One time the band I was playing in back in 2002, the year I arrived here, or maybe 2003, and we had a gig at the OLD (yack! mold! but nice mood…) location of Club Bbang. I think it was summer 2003, actually. Anyway, before we played, I went outside into the street as usual with my horn to warm up.

(Saxophones need more warm-up, you know, checking the reed and getting the embouchre tight and so on.)

(Quit laughing about my nice tight embouchre, you dirty-minded slobs!)

Anyway, this guy was standing around, ordering people about as a film shoot for some crappy TV drama or other was being conducted — apparently some famous show from 2002, but my Korean was so bad at that stage that I missed it, so I guess it was famous. Anyway, I walked off around a corner and walked off to warm up, and came back a while later.

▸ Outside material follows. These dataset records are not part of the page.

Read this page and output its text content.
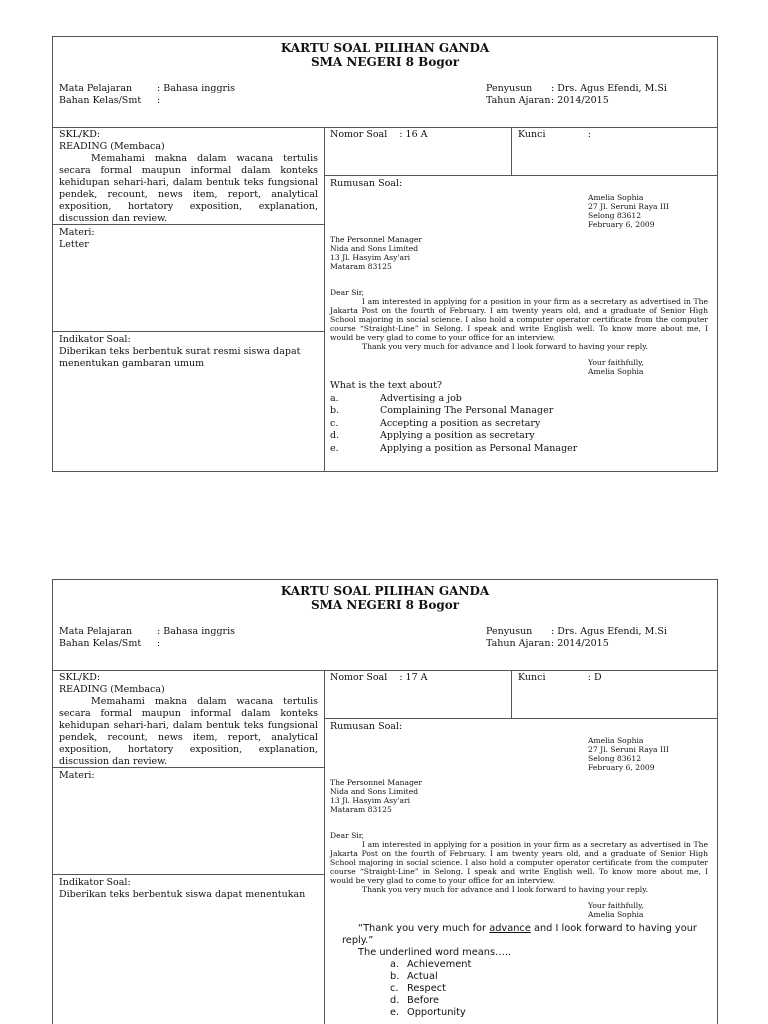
KARTU SOAL PILIHAN GANDA
SMA NEGERI 8 Bogor
Mata Pelajaran	: Bahasa inggris
Bahan Kelas/Smt :
Penyusun : Drs. Agus Efendi, M.Si
Tahun Ajaran: 2014/2015
SKL/KD:
READING (Membaca)
Memahami makna dalam wacana tertulis secara formal maupun informal dalam konteks kehidupan sehari-hari, dalam bentuk teks fungsional pendek, recount, news item, report, analytical exposition, hortatory exposition, explanation, discussion dan review.
Materi:
Letter
Indikator Soal:
Diberikan teks berbentuk surat resmi siswa dapat menentukan gambaran umum
Nomor Soal    : 16 A	Kunci              :
Rumusan Soal:
Amelia Sophia
27 Jl. Seruni Raya III
Selong 83612
February 6, 2009
The Personnel Manager
Nida and Sons Limited
13 Jl. Hasyim Asy'ari
Mataram 83125
Dear Sir,
I am interested in applying for a position in your firm as a secretary as advertised in The Jakarta Post on the fourth of February. I am twenty years old, and a graduate of Senior High School majoring in social science. I also hold a computer operator certificate from the computer course “Straight-Line” in Selong. I speak and write English well. To know more about me, I would be very glad to come to your office for an interview.
Thank you very much for advance and I look forward to having your reply.
Your faithfully,
Amelia Sophia
What is the text about?
a.	Advertising a job
b.	Complaining The Personal Manager
c.	Accepting a position as secretary
d.	Applying a position as secretary
e.	Applying a position as Personal Manager
KARTU SOAL PILIHAN GANDA
SMA NEGERI 8 Bogor
Mata Pelajaran	: Bahasa inggris
Bahan Kelas/Smt :
Penyusun : Drs. Agus Efendi, M.Si
Tahun Ajaran: 2014/2015
SKL/KD:
READING (Membaca)
Memahami makna dalam wacana tertulis secara formal maupun informal dalam konteks kehidupan sehari-hari, dalam bentuk teks fungsional pendek, recount, news item, report, analytical exposition, hortatory exposition, explanation, discussion dan review.
Materi:
Indikator Soal:
Diberikan teks berbentuk siswa dapat menentukan
Nomor Soal    : 17 A	Kunci              : D
Rumusan Soal:
Amelia Sophia
27 Jl. Seruni Raya III
Selong 83612
February 6, 2009
The Personnel Manager
Nida and Sons Limited
13 Jl. Hasyim Asy'ari
Mataram 83125
Dear Sir,
I am interested in applying for a position in your firm as a secretary as advertised in The Jakarta Post on the fourth of February. I am twenty years old, and a graduate of Senior High School majoring in social science. I also hold a computer operator certificate from the computer course “Straight-Line” in Selong. I speak and write English well. To know more about me, I would be very glad to come to your office for an interview.
Thank you very much for advance and I look forward to having your reply.
Your faithfully,
Amelia Sophia
“Thank you very much for advance and I look forward to having your reply.”
The underlined word means…..
a. Achievement
b. Actual
c. Respect
d. Before
e. Opportunity
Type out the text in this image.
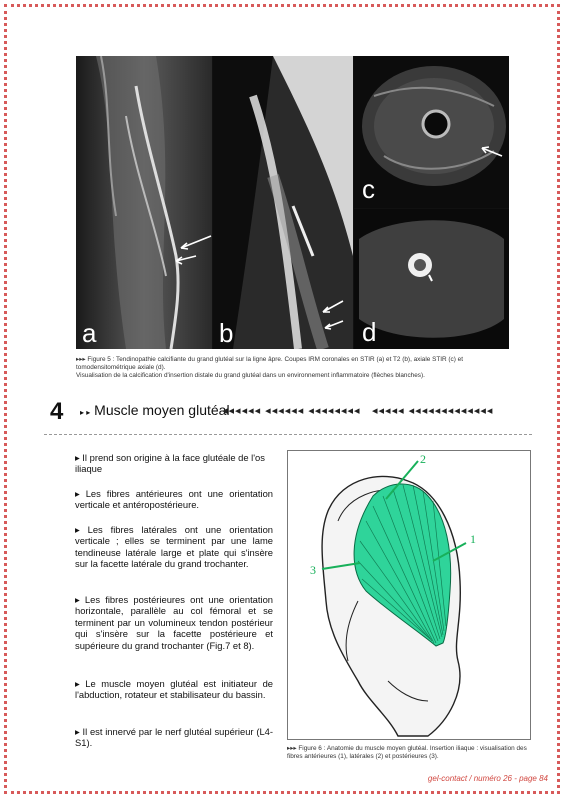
a	b
c
d

▸▸▸ Figure 5 : Tendinopathie calcifiante du grand glutéal sur la ligne âpre. Coupes IRM coronales en STIR (a) et T2 (b), axiale STIR (c) et tomodensitométrique axiale (d).

Visualisation de la calcification d'insertion distale du grand glutéal dans un environnement inflammatoire (flèches blanches).

4 ▸ ▸ Muscle moyen glutéal
◂◂◂◂◂◂ ◂◂◂◂◂◂ ◂◂◂◂◂◂◂◂ ◂◂◂◂◂ ◂◂◂◂◂◂◂◂◂◂◂◂◂

▸ Il prend son origine à la face glutéale de l'os iliaque

▸ Les fibres antérieures ont une orientation verticale et antéropostérieure.

▸ Les fibres latérales ont une orientation verticale ; elles se terminent par une lame tendineuse latérale large et plate qui s'insère sur la facette latérale du grand trochanter.

▸ Les fibres postérieures ont une orientation horizontale, parallèle au col fémoral et se terminent par un volumineux tendon postérieur qui s'insère sur la facette postérieure et supérieure du grand trochanter (Fig.7 et 8).

▸ Le muscle moyen glutéal est initiateur de l'abduction, rotateur et stabilisateur du bassin.

▸ Il est innervé par le nerf glutéal supérieur (L4-S1).

2
1
3
▸▸▸ Figure 6 : Anatomie du muscle moyen glutéal. Insertion iliaque : visualisation des fibres antérieures (1), latérales (2) et postérieures (3).
gel-contact / numéro 26 - page 84
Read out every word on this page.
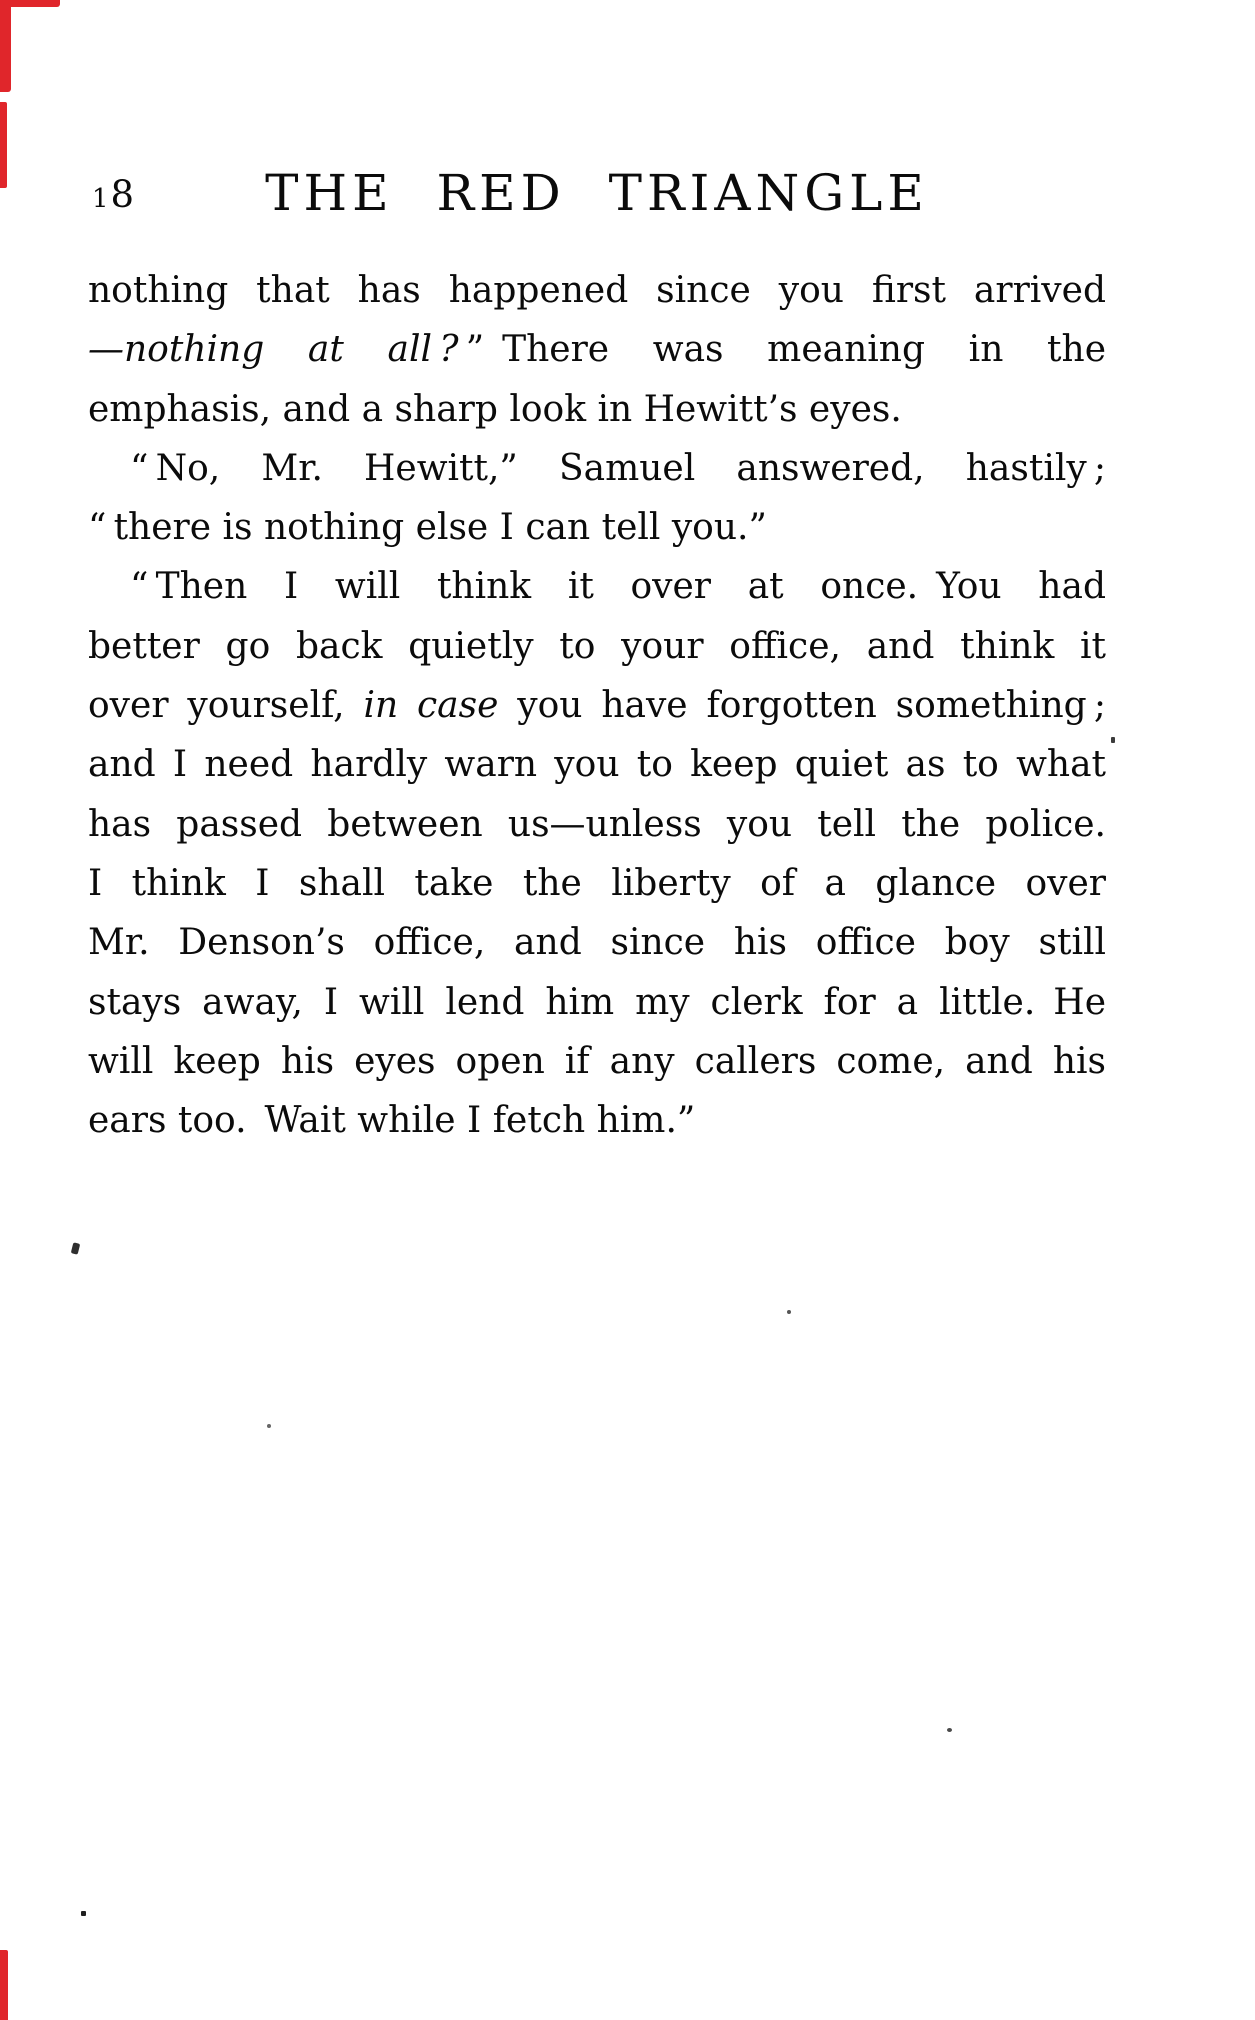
18	THE RED TRIANGLE
nothing that has happened since you first arrived
—nothing at all ? ” There was meaning in the
emphasis, and a sharp look in Hewitt’s eyes.
“ No, Mr. Hewitt,” Samuel answered, hastily ;
“ there is nothing else I can tell you.”
“ Then I will think it over at once. You had
better go back quietly to your office, and think it
over yourself, in case you have forgotten something ;
and I need hardly warn you to keep quiet as to what
has passed between us—unless you tell the police.
I think I shall take the liberty of a glance over
Mr. Denson’s office, and since his office boy still
stays away, I will lend him my clerk for a little. He
will keep his eyes open if any callers come, and his
ears too. Wait while I fetch him.”
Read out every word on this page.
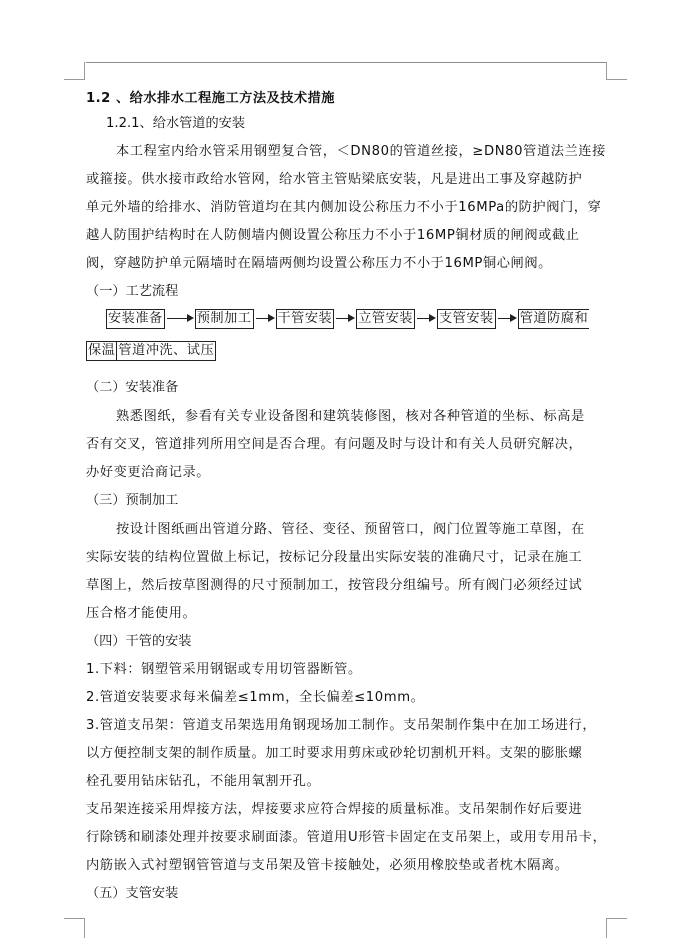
1.2 、给水排水工程施工方法及技术措施
1.2.1、给水管道的安装
本工程室内给水管采用钢塑复合管，＜DN80的管道丝接，≥DN80管道法兰连接
或箍接。供水接市政给水管网，给水管主管贴梁底安装，凡是进出工事及穿越防护
单元外墙的给排水、消防管道均在其内侧加设公称压力不小于16MPa的防护阀门，穿
越人防围护结构时在人防侧墙内侧设置公称压力不小于16MP铜材质的闸阀或截止
阀，穿越防护单元隔墙时在隔墙两侧均设置公称压力不小于16MP铜心闸阀。
（一）工艺流程
安装准备	预制加工 干管安装 立管安装 支管安装 管道防腐和
保温 管道冲洗、试压
（二）安装准备
熟悉图纸，参看有关专业设备图和建筑装修图，核对各种管道的坐标、标高是
否有交叉，管道排列所用空间是否合理。有问题及时与设计和有关人员研究解决，
办好变更洽商记录。
（三）预制加工
按设计图纸画出管道分路、管径、变径、预留管口，阀门位置等施工草图，在
实际安装的结构位置做上标记，按标记分段量出实际安装的准确尺寸，记录在施工
草图上，然后按草图测得的尺寸预制加工，按管段分组编号。所有阀门必须经过试
压合格才能使用。
（四）干管的安装
1.下料：钢塑管采用钢锯或专用切管器断管。
2.管道安装要求每米偏差≤1mm，全长偏差≤10mm。
3.管道支吊架：管道支吊架选用角钢现场加工制作。支吊架制作集中在加工场进行，
以方便控制支架的制作质量。加工时要求用剪床或砂轮切割机开料。支架的膨胀螺
栓孔要用钻床钻孔，不能用氧割开孔。
支吊架连接采用焊接方法，焊接要求应符合焊接的质量标准。支吊架制作好后要进
行除锈和刷漆处理并按要求刷面漆。管道用U形管卡固定在支吊架上，或用专用吊卡，
内筋嵌入式衬塑钢管管道与支吊架及管卡接触处，必须用橡胶垫或者枕木隔离。
（五）支管安装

When I returned, the rest of the band was outside having a smoke and beer, waiting for our gig to start. Three guys in the band were foreigners, but I was the only obvious (non-Asian) one. So when I got back, I joined the crowd to watch the film shoot, and the guy running the show noticed me standing there with my horn.

When the actress flubbed something, and they had to re-shoot, meaning the car pursuing her had to drive off. This guy who was running the show turned around and started chatting with me in English. “Pretty actress, isn’t she?” A few minutes later, he was bragging about the sexual favors he’d gotten from the lead main actress in the show, and all the women in the show in fact, and how his wife had no idea. (Yeah, sure!)

My somewhat unimpressed reaction was, “Is that so?” He was so brazen about it, and he seemed just sleazy enough to have maybe done so, and quite proud to have gotten a job with such good perks. I was surprised, though, and took his bragging for bullshit. My bandmates suddenly started speaking English, and he joked with them about it, too. It was pretty stomach-turning, as well as surprising — he seemed to take for granted that his whole crew had no idea what he was saying. Or didn’t care, probably.

I asked around after that, and everyone (Korean) I knew said, “Yeah, that’s showbiz here. Poor girls. But they get easy money, so… yeah, it’s like a 다방 girl…” Maybe it’s just such common knowledge (or so commonly assumed) nobody publicizes it?